What do you know about your Travis County Commissioners Court? What can we do? What can’t we do? What legal authorities and powers does the Court have? What do I do as your County Commissioner? What qualifies me to be your County Commissioner?

This is the first in a series of articles in which I’ll enlighten you about the role of county government in your life. It’s helpful to be familiar with the answers to these and other similar questions when contacting a Commissioner’s office or come before the Commissioners Court with requests that your Commissioner or the Court take some action on an issue or situation you feel is important.

One way to start answering these questions is to compare the formation, role, and authority of county government to that of city government.

Counties are local subdivisions of the state…created by the state to be an “administrative arm” of the state to aid the state in administrating state law. Counties have very limited rights for local self-government, and have only those authorities granted them by the state legislature and the state constitution.

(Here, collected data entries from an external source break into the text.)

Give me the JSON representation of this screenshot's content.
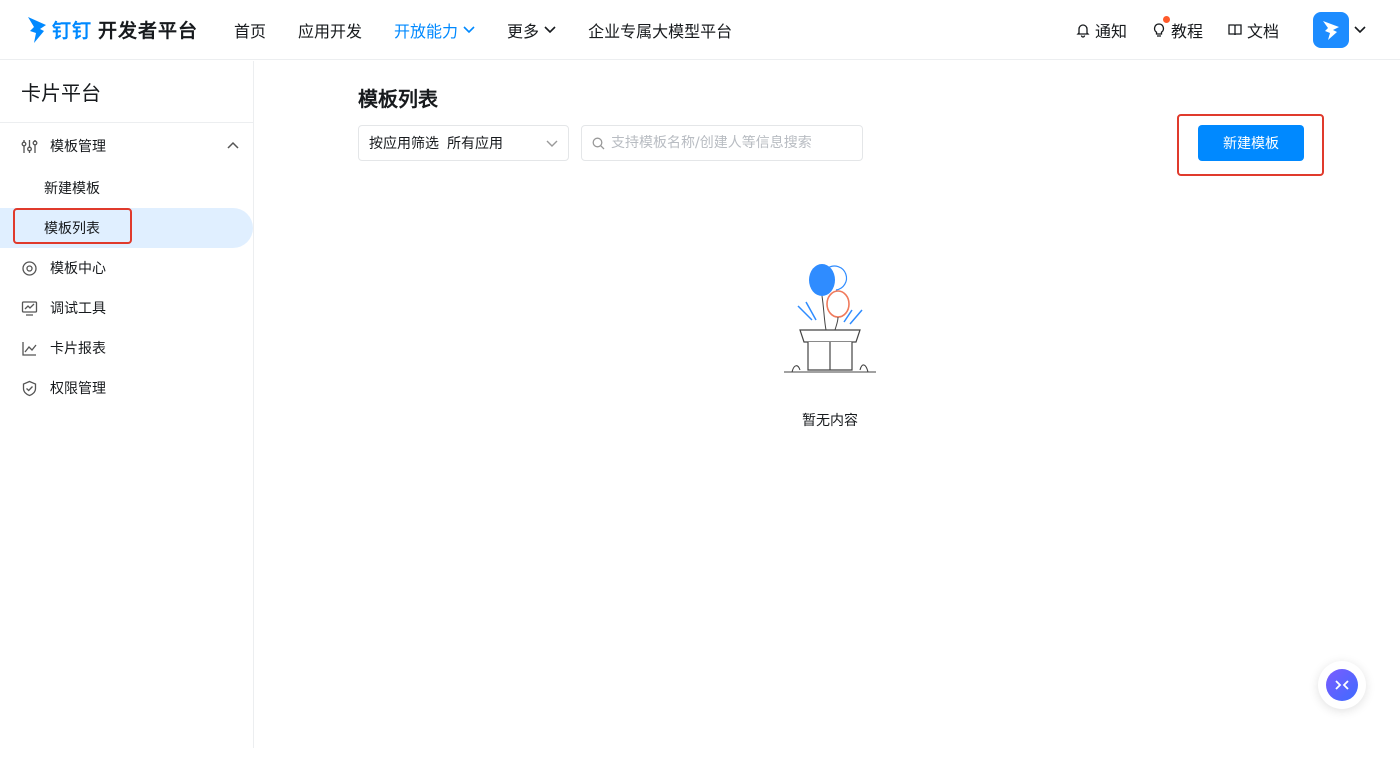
{
  "header": {
    "brand_name": "钉钉",
    "brand_sub": "开发者平台",
    "nav": [
      {
        "label": "首页"
      },
      {
        "label": "应用开发"
      },
      {
        "label": "开放能力"
      },
      {
        "label": "更多"
      },
      {
        "label": "企业专属大模型平台"
      }
    ],
    "notice": "通知",
    "tutorial": "教程",
    "docs": "文档"
  },
  "sidebar": {
    "title": "卡片平台",
    "group": {
      "label": "模板管理"
    },
    "sub_items": [
      {
        "label": "新建模板"
      },
      {
        "label": "模板列表"
      }
    ],
    "items": [
      {
        "label": "模板中心"
      },
      {
        "label": "调试工具"
      },
      {
        "label": "卡片报表"
      },
      {
        "label": "权限管理"
      }
    ]
  },
  "main": {
    "title": "模板列表",
    "filter_label": "按应用筛选",
    "filter_value": "所有应用",
    "search_placeholder": "支持模板名称/创建人等信息搜索",
    "create_button": "新建模板",
    "empty_text": "暂无内容"
  },
  "colors": {
    "accent": "#0089ff",
    "highlight_border": "#e03a2c",
    "active_bg": "#e0efff"
  }
}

Cities are created at the request of local inhabitants (citizens in an area vote for “incorporation”)…to serve local needs… thus cities are not an “administrative arm” of the state. With the creation of a city charter, cities can have greater right of local self-government, and can create broader areas of authority where they can act without needing authority from the state.

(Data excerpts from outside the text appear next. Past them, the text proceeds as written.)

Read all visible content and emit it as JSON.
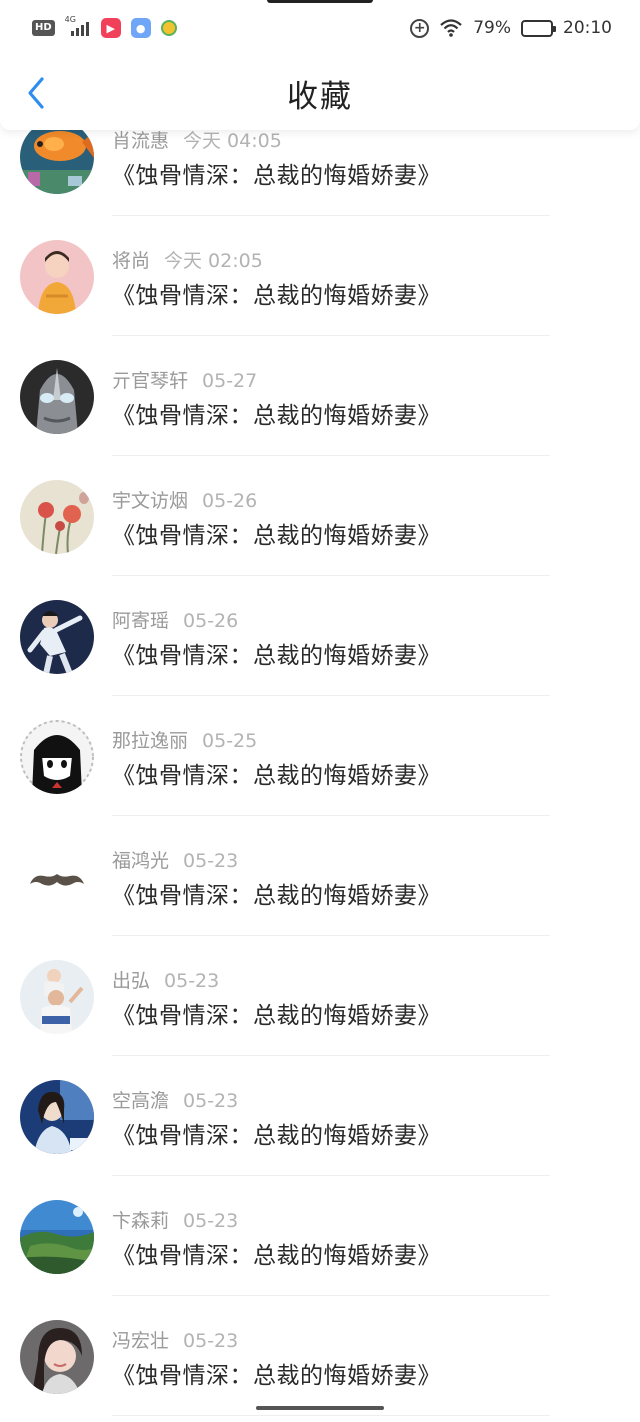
{
  "status_bar": {
    "hd": "HD",
    "network": "4G",
    "battery_percent": "79%",
    "battery_level": 0.79,
    "time": "20:10"
  },
  "nav": {
    "title": "收藏"
  },
  "favorites": [
    {
      "user": "肖流惠",
      "date": "今天 04:05",
      "title": "《蚀骨情深：总裁的悔婚娇妻》",
      "avatar": "goldfish"
    },
    {
      "user": "将尚",
      "date": "今天 02:05",
      "title": "《蚀骨情深：总裁的悔婚娇妻》",
      "avatar": "girl-pink"
    },
    {
      "user": "亓官琴轩",
      "date": "05-27",
      "title": "《蚀骨情深：总裁的悔婚娇妻》",
      "avatar": "ultraman"
    },
    {
      "user": "宇文访烟",
      "date": "05-26",
      "title": "《蚀骨情深：总裁的悔婚娇妻》",
      "avatar": "poppy"
    },
    {
      "user": "阿寄瑶",
      "date": "05-26",
      "title": "《蚀骨情深：总裁的悔婚娇妻》",
      "avatar": "dancer"
    },
    {
      "user": "那拉逸丽",
      "date": "05-25",
      "title": "《蚀骨情深：总裁的悔婚娇妻》",
      "avatar": "anime-girl"
    },
    {
      "user": "福鸿光",
      "date": "05-23",
      "title": "《蚀骨情深：总裁的悔婚娇妻》",
      "avatar": "mustache"
    },
    {
      "user": "出弘",
      "date": "05-23",
      "title": "《蚀骨情深：总裁的悔婚娇妻》",
      "avatar": "father-child"
    },
    {
      "user": "空高澹",
      "date": "05-23",
      "title": "《蚀骨情深：总裁的悔婚娇妻》",
      "avatar": "woman-blue"
    },
    {
      "user": "卞森莉",
      "date": "05-23",
      "title": "《蚀骨情深：总裁的悔婚娇妻》",
      "avatar": "landscape"
    },
    {
      "user": "冯宏壮",
      "date": "05-23",
      "title": "《蚀骨情深：总裁的悔婚娇妻》",
      "avatar": "portrait"
    }
  ],
  "colors": {
    "accent": "#2f8cf0",
    "text_primary": "#2a2a2a",
    "text_secondary": "#9a9a9a"
  }
}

All 254 counties in Texas have a Commissioners Court, consisting of 4 commissioners and a county judge. This “administrative” body was established by the Texas Constitution of 1876. Counties are divided into four commissioner precincts (each with 25% of the county population), with each precinct electing their commissioner for the Court. The county judge is elected by the entire county. Commissioner precincts 1 and 3 are elected in presidential election years (last in 2012). Commissioner precincts 2 and 4, and the county judge, are elected in gubernatorial election years (next in 2014).

The legal qualifications to be a county commissioner or the county judge are fairly simple…You must be a U.S. citizen, have resided in Texas for 12 months, have lived in your commissioner precinct for six months (anywhere in the county for county judge), and be at least 18 years old. A county judge does not need to be a lawyer, but must be “well informed in law”. Of course we all know it takes a whole lot more than those minimum legal requirements to persuade the majority of the voters in an election (held every four years) to entrust a person with the office of commissioner or county judge.

Since we recently experienced the situation of a vacancy on the Commissioners Court, let’s talk about what happens when a vacancy (for whatever reason) occurs in the office of any county elected office.

The Commissioners Court fills a county judge vacancy, and also a vacancy in MOST OTHER elected county offices. The county judge fills a vacancy in a county commissioner’s office…As our County Judge did when he appointed Bruce Todd to fill the Precinct 2 Commissioner office after former Precinct 2 Commissioner Sarah Eckhardt resigned to seek the office of county judge. (Our County Judge Sam Biscoe will not seek re-election to that office.)

Another situation (extensively covered in the news) concerning a possible vacancy in a county office is that of the Travis County District Attorney office. We’ve seen calls for the District Attorney to resign or be removed from office. We saw numerous people addressing the Commissioners Court during the Citizens Communication portion of our weekly agenda…Some called for the Commissioners Court to remove the District Attorney from office. The Commissioners Court eventually addressed the situation as an official agenda item. Our County Attorney explained that, under state law, the Commissioners Court has no authority to remove any elected official from office. And even if the District Attorney were to resign, a new District Attorney would not be appointed by the Commissioners Court… nor by the County Judge. Again under state law, the Governor fills a vacancy in the office of any district attorney, since a district attorney is technically an employee of the state (not the county).